ELMHURST, Ill. (WLS) -- Illinois Governor Bruce Rauner's move to block some state workers from having to pay union dues is in legal trouble.
The Illinois Attorney General says requiring state employees to pay union dues is constitutional and the deducting those dues from pay checks should continue. Gov. Rauner appeared caught off-guard by the ruling during his appearance in Elmhurst.
The new governor signed another executive order: This one forming a task force to study how to consolidate many of Illinois' 7,000 units of local government with a goal to reduce taxes.
"This is another step on the road to turning our state around," Rauner said.
But hours earlier, one of Rauner's earlier edicts, exempting state employees from mandatory union dues, was ruled unconstitutional by Attorney General Lisa Madigan. And Leslie Munger, the Republican comptroller Rauner appointed, announced that she would not enforce the governor's order.

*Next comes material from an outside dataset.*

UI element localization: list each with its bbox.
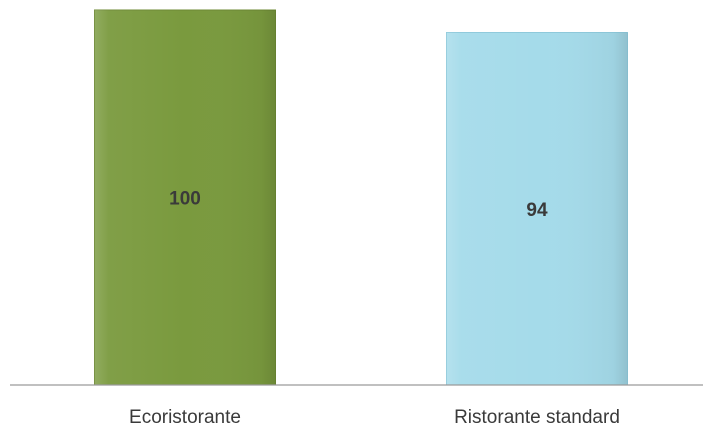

"There will be bumps in the road and slowdowns and some obstacles to overcome. It's just part of the process," said Rauner.
The wealthy businessman and first time office-holder is trying to get Republican lawmakers, a minority in Springfield, on board with his anti-union rhetoric.
"Some tough language is always warranted in conditions that we finally find ourselves in," said State Rep. Ron Sandack (R-Downers Grove).
"Because we've had one-party control for so long we really haven't addressed issues like that in a long time," said State Sen. Christine Radogno (R-Lemont). "So I think it's a good thing, we need to do that."
In Chicago, parents and providers demanded the governor add funding for daycare subsidies that have run out of money for the current fiscal year.
"It's affecting 100,000 working parents not to mention the day care providers as well as the care providers that work from home," parent Berneice Rojas said.
Rauner promised to move money from other programs.
"Once we have that authority we will re-allocate and give proper funding to things like the daycare program," he said.
Finally, a poll by the online Illinois Observer said Rauner's approval rating had fallen from 52 to 43 percent a month later.
"I'm going to be unpopular for a while, that's a given and that's okay," Rauner said.
The governor makes his budget address next Wednesday in Springfield. On the union dues issue he was unclear whether his administration would go to court to challenge the attorney general's opinion.